Je kunt van hem zeggen wat je wilt, maar George "Dubya" Bush heeft voor een ongekende heropleving gezorgd van geëngageerde linksige populaire kunst. Michael Moore kennen we allemaal, maar ook een film als 11'09''01 - September 11 is toch ten dele ontsproten uit de reactie van de Amerikaanse president en zijn aartsconservatieve kompanen op de aanval op het WTC. Ook in de muziek mogen activistische artiesten als Ani DiFranco en Godspeed You Black Emperor! zich verheugen op een toegenomen belangstelling. Het lijkt warempel of de tijden van Mijnheer de president herleven.
Ook ex-Jayhawk Mark Olson en zijn Creekdippers doen mee. Zij komen met Political Manifest, de tot nu toe meest expliciete aanval op de omstreden Amerikaanse president (en om de eerste vraag die dat statement oproept maar meteen te beantwoorden: ja, explicieter dan Fahrenheit 9/11). Dubya wordt flink aangepakt door Olson c.s.. Hij wordt op zijn bek geslagen, hij krijgt christelijke preken door zijn strot geduwd, hij wordt te kijk gezet als stroper van linkse eenden, als onderhouder van dubieuze zakelijke connecties in de oliewereld, en Donald Rumsfeld, zijn minister van defensie, wordt verbannen naar een huis op een hoge heuvel.
Op het eerste gehoor is het allemaal van zeer dik hout zaagt men lellen van planken; lekker luistervoer voor de natuurlijke alternatieve achterban, maar de vijandelijke parochie zal alleen schamelijk lachen en, met Olson, roepen: "Damn liberal leftwings." Toch is het niet allemaal lange halen snel thuis wat de klok slaat. Zo kan het oorlogsportret Where is my baby boy zo de concurrentie aan met Dylan's Masters of war, zingt Olsons vrouw Victoria Williams met haar wiebelstem een ontroerende ode aan de eminence grise van de Amerikaanse Senaat Robert Byrd (die met zijn inmiddels beruchte speech de laatste der mohikanen is geworden in de verdediging van burgerrechten in de VS).
Hoogtepunt van de plaat is een bijna essayistische bewerking van de Amerikaanse religieuze traditional My Father Knows, die bloedstollend gezongen wordt door Victoria Williams.

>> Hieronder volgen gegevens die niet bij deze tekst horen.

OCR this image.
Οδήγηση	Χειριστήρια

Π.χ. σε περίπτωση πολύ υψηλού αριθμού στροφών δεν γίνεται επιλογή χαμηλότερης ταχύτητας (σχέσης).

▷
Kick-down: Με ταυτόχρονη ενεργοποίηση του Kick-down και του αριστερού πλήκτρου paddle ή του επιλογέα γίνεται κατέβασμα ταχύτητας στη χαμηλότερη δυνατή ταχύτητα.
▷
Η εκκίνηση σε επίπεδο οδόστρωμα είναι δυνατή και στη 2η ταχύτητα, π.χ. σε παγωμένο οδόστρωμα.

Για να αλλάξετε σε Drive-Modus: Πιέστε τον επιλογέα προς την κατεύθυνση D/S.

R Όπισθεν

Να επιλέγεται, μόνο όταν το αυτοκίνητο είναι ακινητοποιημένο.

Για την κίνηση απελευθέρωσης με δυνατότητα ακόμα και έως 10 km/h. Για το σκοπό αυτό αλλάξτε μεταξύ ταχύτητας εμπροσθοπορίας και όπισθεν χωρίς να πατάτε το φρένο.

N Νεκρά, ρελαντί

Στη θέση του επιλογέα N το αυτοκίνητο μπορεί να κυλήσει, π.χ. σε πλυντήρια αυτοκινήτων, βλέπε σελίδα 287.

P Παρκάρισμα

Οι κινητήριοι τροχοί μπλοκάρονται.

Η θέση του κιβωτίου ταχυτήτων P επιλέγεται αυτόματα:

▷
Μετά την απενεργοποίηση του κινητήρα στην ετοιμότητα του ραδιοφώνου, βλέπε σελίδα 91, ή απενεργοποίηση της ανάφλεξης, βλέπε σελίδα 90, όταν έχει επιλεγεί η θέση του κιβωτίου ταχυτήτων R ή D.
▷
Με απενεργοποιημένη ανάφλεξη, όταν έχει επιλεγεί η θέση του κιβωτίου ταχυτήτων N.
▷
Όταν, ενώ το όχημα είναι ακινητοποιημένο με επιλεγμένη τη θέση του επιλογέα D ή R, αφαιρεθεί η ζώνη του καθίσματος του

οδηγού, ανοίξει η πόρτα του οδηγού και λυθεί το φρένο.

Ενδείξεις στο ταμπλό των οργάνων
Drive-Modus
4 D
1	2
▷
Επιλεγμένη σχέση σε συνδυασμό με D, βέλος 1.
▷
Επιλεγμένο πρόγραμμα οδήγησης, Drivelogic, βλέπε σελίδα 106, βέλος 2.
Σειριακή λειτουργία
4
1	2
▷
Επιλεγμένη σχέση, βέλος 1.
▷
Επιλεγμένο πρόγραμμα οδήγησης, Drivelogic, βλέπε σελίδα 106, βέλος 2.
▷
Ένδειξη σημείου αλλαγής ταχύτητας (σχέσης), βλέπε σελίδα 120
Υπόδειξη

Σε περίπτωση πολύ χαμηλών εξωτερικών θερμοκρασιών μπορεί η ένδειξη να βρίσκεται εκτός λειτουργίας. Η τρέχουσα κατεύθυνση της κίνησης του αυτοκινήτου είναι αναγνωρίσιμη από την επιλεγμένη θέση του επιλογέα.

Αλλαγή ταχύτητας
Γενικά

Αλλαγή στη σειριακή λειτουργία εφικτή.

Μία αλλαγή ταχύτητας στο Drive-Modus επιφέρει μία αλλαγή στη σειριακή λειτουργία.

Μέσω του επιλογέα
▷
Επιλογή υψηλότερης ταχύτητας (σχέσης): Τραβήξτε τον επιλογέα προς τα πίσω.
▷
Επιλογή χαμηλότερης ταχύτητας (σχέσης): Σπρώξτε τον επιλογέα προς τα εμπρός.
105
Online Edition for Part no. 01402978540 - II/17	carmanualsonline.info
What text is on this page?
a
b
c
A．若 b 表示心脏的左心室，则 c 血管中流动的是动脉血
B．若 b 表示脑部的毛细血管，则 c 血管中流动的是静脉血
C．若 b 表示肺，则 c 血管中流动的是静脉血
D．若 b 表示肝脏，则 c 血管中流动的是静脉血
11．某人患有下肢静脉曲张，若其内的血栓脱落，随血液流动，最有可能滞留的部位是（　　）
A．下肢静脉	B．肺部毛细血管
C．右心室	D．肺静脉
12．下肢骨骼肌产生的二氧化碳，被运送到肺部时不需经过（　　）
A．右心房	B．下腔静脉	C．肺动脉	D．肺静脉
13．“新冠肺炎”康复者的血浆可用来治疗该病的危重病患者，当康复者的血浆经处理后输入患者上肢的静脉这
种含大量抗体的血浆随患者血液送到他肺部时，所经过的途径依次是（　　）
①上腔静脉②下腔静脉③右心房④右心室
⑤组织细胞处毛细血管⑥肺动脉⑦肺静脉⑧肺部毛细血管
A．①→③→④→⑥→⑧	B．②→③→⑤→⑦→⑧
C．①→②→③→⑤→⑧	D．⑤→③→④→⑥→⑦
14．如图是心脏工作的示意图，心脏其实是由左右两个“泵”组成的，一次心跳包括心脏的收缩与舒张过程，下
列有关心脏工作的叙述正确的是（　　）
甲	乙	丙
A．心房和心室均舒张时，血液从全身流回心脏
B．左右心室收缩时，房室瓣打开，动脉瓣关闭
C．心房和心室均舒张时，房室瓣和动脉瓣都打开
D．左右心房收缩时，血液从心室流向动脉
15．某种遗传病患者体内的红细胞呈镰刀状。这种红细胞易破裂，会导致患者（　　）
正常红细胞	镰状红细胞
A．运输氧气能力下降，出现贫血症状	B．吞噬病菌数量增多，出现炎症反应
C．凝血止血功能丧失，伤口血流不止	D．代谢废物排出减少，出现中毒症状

Deze getuigenis van nederigheid aan de Heer is door de Creekdippers omgevormd tot iets dat meer lijkt op een annexatie, een vernedering dus, van Heilige Vader. Neem dit couplet uit de oorspronkelijke tekst:
I know my heav’nly Father knows
How frail I am to meet my foes;
But He my cause will e’er defend,
Uphold and keep me to the end.
Uit de mond van Williams is het:
I like to think my Father knows
The strength or weakness of my foes
And that I need but stand and see
Each conflict end in victory
Zie je het subtiele verschil? In het origineel schept de ik hoop uit het feit dat God hem kent in zijn kwetsbaarheid, waardoor hij zich in zijn strijd door Hem beschermd weet. De Creekdippers laten de ik – en in dit geval is dat Bush – zeggen: ik hoef maar met mijn vingers te knippen of God verslaat mijn vijanden voor mij.
Dat is zo’n prachtige samenvatting van het probleem dat de Creekdippers en anderen in Bush’ presidentschap zien. Bush eigent zich, aldus de Creekdippers, niet alleen het monopolie op God toe, ook het monopolie op het morele gelijk, en daarmee het monopolie op het rechtvaardige en proportionele geweld. Datgene waaraan hij zich zou moeten onderwerpen – God, ethiek, menselijk leven – onderwerpt hij juist. En nog mooier: je kunt hetzelfde zeggen van de moslimfundamentalisten waartegen hij strijdt.
Uiteindelijk biedt Political Manifest dus meer dan alleen een dosis heerlijke Bush-bashing voor gevorderden. Doet dat ertoe? Voor Bush-haters misschien, omdat de Creekdippers hen niet alleen brandstof bieden voor hun woede, maar ook troost en misschien wat hoop. En voor Bush-liefhebbers? Ik vrees van niet. Tenzij het echte rednecks zijn, dan zouden ze op zijn minst waardering kunnen hebben voor het mooie hoofdstukje volksmuzikale geschiedschrijving dat Political Manifest ook is, en dat zo goed past in de Amerikaanse muzikale traditie.